犹如被拨动的琴弦,他脑海里忽然回荡起了许多声音。

“玉堂,你原谅我今日所为,是展昭失信在先,为保你性命,才不得已与你交换命格!”

“白玉堂!我不能眼睁睁看着你离开!”

“哪怕你事后怪我,恨我,我也只能这样做!”

“玉堂,我只要你活着!”

……

展昭心口骤疼,有种明明不属于他的情绪袭遍了全身,让他难受的想哭,可又流不出泪来,这股劲淤积在胸口,让他无力的弯下腰来,宛如溺水窒息般胸膛起伏地喘着气。

“猫儿!”白玉堂惊呼一声,忙搂住展昭,他已经不是第一次见展昭突然这样了,心想着猫儿是不是还有其他什么自己不知道的病疾。

可上一世他也从来没见展昭突然病发,心口绞痛过。

展昭心里疼,疼的四肢都没有力气,他借着白玉堂手腕的力量勉强站了起来,两人才移步到圆桌旁坐下。

展昭现在也无法跟白玉堂细说,近来脑海里总会突然闪过一些他不曾见过的画面,还有一些话,就像那些噩梦似的,一阵阵袭来,让他措手不及。

桌上的茶水早就凉透了,白玉堂起身道:“你再坐着休息会,我去后厨给你端杯热水来。”

展昭深呼吸了口气,原本脸上红晕健康的气色因为心口绞痛的难受让此刻的脸上苍白了起来。

“我没事,已经……缓过来了,还是去饭堂吃早饭吧。”他这个时候还不忘向白玉堂露出一个宽慰人的笑意。

白玉堂瞅着心疼不已,拉着他的手往外走,边走边道:“今日不许说没事,不许推脱,怎么也得让公孙先生好好给你瞧瞧,弄清楚到底是什么原因!”

白玉堂是真的被吓到了,他决不允许展昭有任何不适,否则他只会怪自己不中用未将展昭照顾好。

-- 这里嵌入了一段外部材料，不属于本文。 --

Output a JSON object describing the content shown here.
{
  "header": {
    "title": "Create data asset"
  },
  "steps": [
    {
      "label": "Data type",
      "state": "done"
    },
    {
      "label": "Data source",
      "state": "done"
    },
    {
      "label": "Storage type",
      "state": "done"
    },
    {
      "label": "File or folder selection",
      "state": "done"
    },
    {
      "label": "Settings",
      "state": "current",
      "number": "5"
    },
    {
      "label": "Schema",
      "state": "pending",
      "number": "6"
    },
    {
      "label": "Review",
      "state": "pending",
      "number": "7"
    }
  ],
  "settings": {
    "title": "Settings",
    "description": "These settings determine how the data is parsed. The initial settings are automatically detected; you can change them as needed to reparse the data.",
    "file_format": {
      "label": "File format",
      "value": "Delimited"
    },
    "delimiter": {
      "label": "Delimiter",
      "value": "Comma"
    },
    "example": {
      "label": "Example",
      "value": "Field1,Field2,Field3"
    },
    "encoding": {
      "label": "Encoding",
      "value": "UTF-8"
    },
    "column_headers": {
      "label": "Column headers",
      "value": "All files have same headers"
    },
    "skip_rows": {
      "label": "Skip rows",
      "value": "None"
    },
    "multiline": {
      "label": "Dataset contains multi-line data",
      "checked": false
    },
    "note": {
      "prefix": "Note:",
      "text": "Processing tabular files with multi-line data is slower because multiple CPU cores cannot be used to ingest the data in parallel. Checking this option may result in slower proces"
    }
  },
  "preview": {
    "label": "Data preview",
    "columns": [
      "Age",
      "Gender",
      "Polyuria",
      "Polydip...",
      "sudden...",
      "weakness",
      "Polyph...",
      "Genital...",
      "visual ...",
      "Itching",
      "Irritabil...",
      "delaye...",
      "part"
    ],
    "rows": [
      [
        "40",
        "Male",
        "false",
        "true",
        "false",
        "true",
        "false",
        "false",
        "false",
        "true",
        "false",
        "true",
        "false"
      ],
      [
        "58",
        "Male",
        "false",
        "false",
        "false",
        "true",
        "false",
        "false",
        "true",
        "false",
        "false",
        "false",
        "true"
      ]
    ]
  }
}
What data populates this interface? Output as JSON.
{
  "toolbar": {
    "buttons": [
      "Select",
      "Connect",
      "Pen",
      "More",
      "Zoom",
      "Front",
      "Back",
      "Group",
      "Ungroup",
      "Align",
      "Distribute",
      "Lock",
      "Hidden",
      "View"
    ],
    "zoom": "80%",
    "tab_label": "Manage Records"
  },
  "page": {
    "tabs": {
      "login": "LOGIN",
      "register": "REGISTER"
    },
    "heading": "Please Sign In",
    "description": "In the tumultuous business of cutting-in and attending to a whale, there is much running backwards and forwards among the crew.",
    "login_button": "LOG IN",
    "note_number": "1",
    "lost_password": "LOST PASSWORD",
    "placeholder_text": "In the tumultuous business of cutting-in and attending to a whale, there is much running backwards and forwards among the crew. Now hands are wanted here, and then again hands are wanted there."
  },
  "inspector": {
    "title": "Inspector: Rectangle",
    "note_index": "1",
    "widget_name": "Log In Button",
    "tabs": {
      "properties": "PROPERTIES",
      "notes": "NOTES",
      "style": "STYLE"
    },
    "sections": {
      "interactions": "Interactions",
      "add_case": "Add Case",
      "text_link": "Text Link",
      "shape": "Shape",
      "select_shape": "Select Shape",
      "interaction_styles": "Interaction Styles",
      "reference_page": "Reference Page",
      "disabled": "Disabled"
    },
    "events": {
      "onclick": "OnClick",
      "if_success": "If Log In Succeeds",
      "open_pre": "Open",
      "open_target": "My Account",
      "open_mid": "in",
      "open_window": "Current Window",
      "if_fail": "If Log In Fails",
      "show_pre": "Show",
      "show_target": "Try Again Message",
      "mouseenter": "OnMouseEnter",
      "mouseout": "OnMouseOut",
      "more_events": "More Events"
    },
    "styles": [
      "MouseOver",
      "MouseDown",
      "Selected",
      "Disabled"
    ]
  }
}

展昭揉着太阳穴,只能无力的应着,这次却怎么也不敢反驳了。

两人才走下台阶从庭院中的梧桐树旁经过,对面廊上,王朝马汉还有张龙赵虎跟约好似的纷纷开门走了出来,一切都是如此的碰巧。

白玉堂还没撒手,展昭已经先一步将被白玉堂握住的手指抽开,他有些被人撞破的不自在,手指不安的落在了腰间的巨阙之上。

看见白玉堂清晨就出现在院中,还是和展大哥站在一处,王朝下意识看了看对面展昭的房间,很快便明白了当中的一切。

既是有情人,恐怕都忍受不了一日不见如隔三秋的煎熬。

张龙和马汉皆有疑虑可都没出声,反观赵虎憨憨笨笨的,笑着跃下了台阶便停在了白展二人面前。

王朝只感觉有阵凉风从眼前一拂而过,待反应过来想伸手抓住赵虎,终究还是慢了一步。

赵虎盯着白玉堂问道:“白五爷,你昨日才进了军营,今日怎么这么早就来找展大哥了?”

王朝心里咯噔一响,生怕大清早的赵虎不经意说了什么话惹得了白玉堂不悦。

白玉堂住在府衙里的时日也不短了,他什么脾性,众人还是清楚的。

张龙也为自己这个好兄弟担忧,硬着眉头跟王朝和马汉一起走了过去。

展昭还在想该如何开口说呢。

只听身旁的人笑道:“昨日刚进军营,那又没认识的人,想着还不如开封府的众兄弟们好,再者,爷不是还欠你们一顿好酒么。”

白玉堂一提美酒,果然就将赵虎的注意力成功转移开了。

白玉堂来的这么早,肯定还没用早饭,赵虎自是分外热情地招呼着他与自己一起前往饭堂。